Recently Open Knowledge International have come up with a rather elegant solution for data dissemination that is called Data packages and is basically a simple way to keep data in good, old CSV with the added value of a simple JSON schema file that describes each data field (is it a numeric field for continuous data? for count data? etc.). There is already a lot of documentation on the Data Packages website:
including tutorials by @danfowler explaining how to take advantage of Data packages in many popular scripting and programming languages:
with the result of avoiding typical problems like strings or other data types imported as factors, etc. From my perspective and first impressions, Data Packages make it way easier to implement a reproducible procedure for my own personal use, but at the same time data sharing is rather immediate, as there is more explicit metadata that can be automatically associated when importing in R (or Jupyter, MATLAB or any other compatible environment actually). There are validation tools written specifically for Data Packages, again based on the simple association of 1 CSV file and 1 JSON file (with possibilities of more complex setups, of course) using the JSON Table Schema.
In short, I think many archaeologists may be interested in testing Data packages, especially if you are already using R or Python, and perhaps providing some feedback to the developers to help with your specific use case and any issues you could encounter.
For example, and again, based on my own experience, I think most if not all “supplementary data” for archaeometry studies based on chemical methods could be easily published as Data Packages, and that
would result in almost zero-effort aggregation, comparison of newly published data and reproducibility - I know some who care a lot about that!
Find inventories (e.g. from excavation) are another of my pet peeves, where relatively simple information is kept stored in a wide variety of digital formats. One would naively think that standardization by consensus for such basic stuff could be something that previous generations had already solved, but we all know that is not the case. Again, Data Packages are not conceived as a panacea but my personal view is that if it gains momentum there are some practical advantages for the general diffusion of open data.
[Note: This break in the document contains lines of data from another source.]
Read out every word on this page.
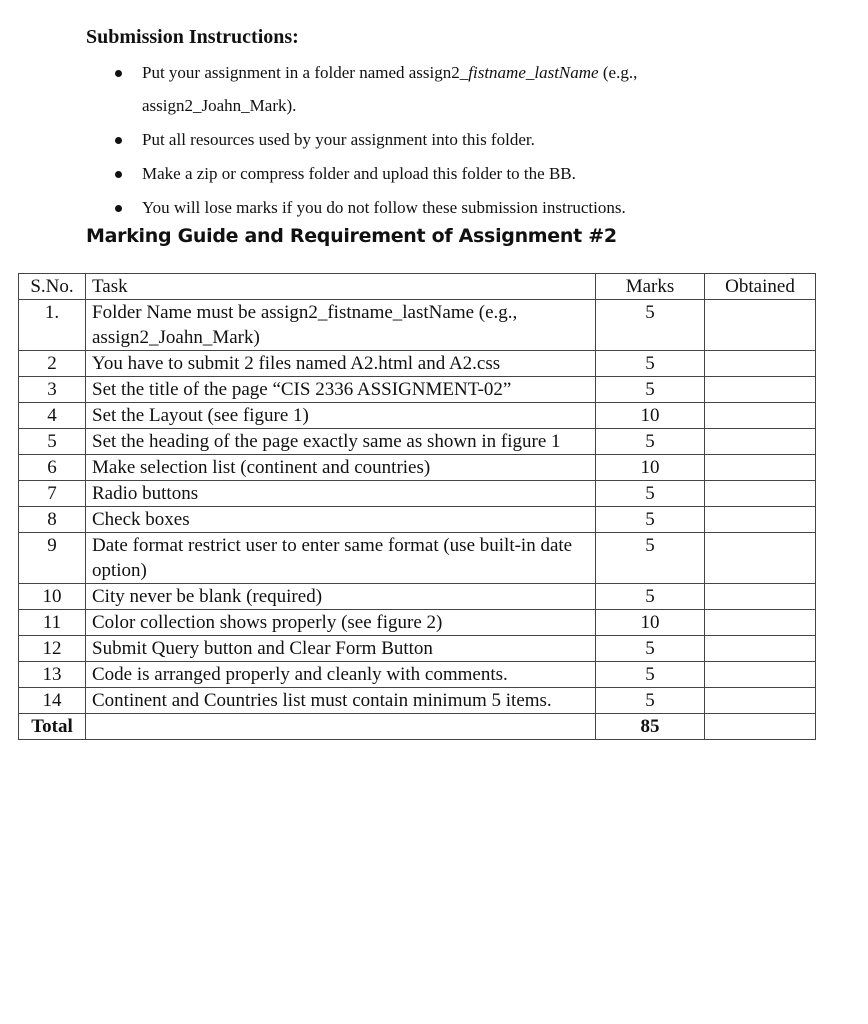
Submission Instructions:
Put your assignment in a folder named assign2_fistname_lastName (e.g., assign2_Joahn_Mark).
Put all resources used by your assignment into this folder.
Make a zip or compress folder and upload this folder to the BB.
You will lose marks if you do not follow these submission instructions.
Marking Guide and Requirement of Assignment #2
S.No.	Task	Marks	Obtained
1.	Folder Name must be assign2_fistname_lastName (e.g., assign2_Joahn_Mark)	5	
2	You have to submit 2 files named A2.html and A2.css	5	
3	Set the title of the page “CIS 2336 ASSIGNMENT-02”	5	
4	Set the Layout (see figure 1)	10	
5	Set the heading of the page exactly same as shown in figure 1	5	
6	Make selection list (continent and countries)	10	
7	Radio buttons	5	
8	Check boxes	5	
9	Date format restrict user to enter same format (use built-in date option)	5	
10	City never be blank (required)	5	
11	Color collection shows properly (see figure 2)	10	
12	Submit Query button and Clear Form Button	5	
13	Code is arranged properly and cleanly with comments.	5	
14	Continent and Countries list must contain minimum 5 items.	5	
Total		85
What kind of feedback are we talking about? Concrete practical feedback provided here on the forum is the easiest way to get started. We are also planning to create a dedicated Github repository, e.g. frictionlessdata/pilot-archaeology and in the repo we could have example datasets, and to have a series of hangouts for discussing face-to-face and collecting potential user stories. It’s expected that priority will be given to specific needs (that may well turn out to have wider use) rather than ambitious, discipline-wide goals.
We would like to have a first hangout on 21st September.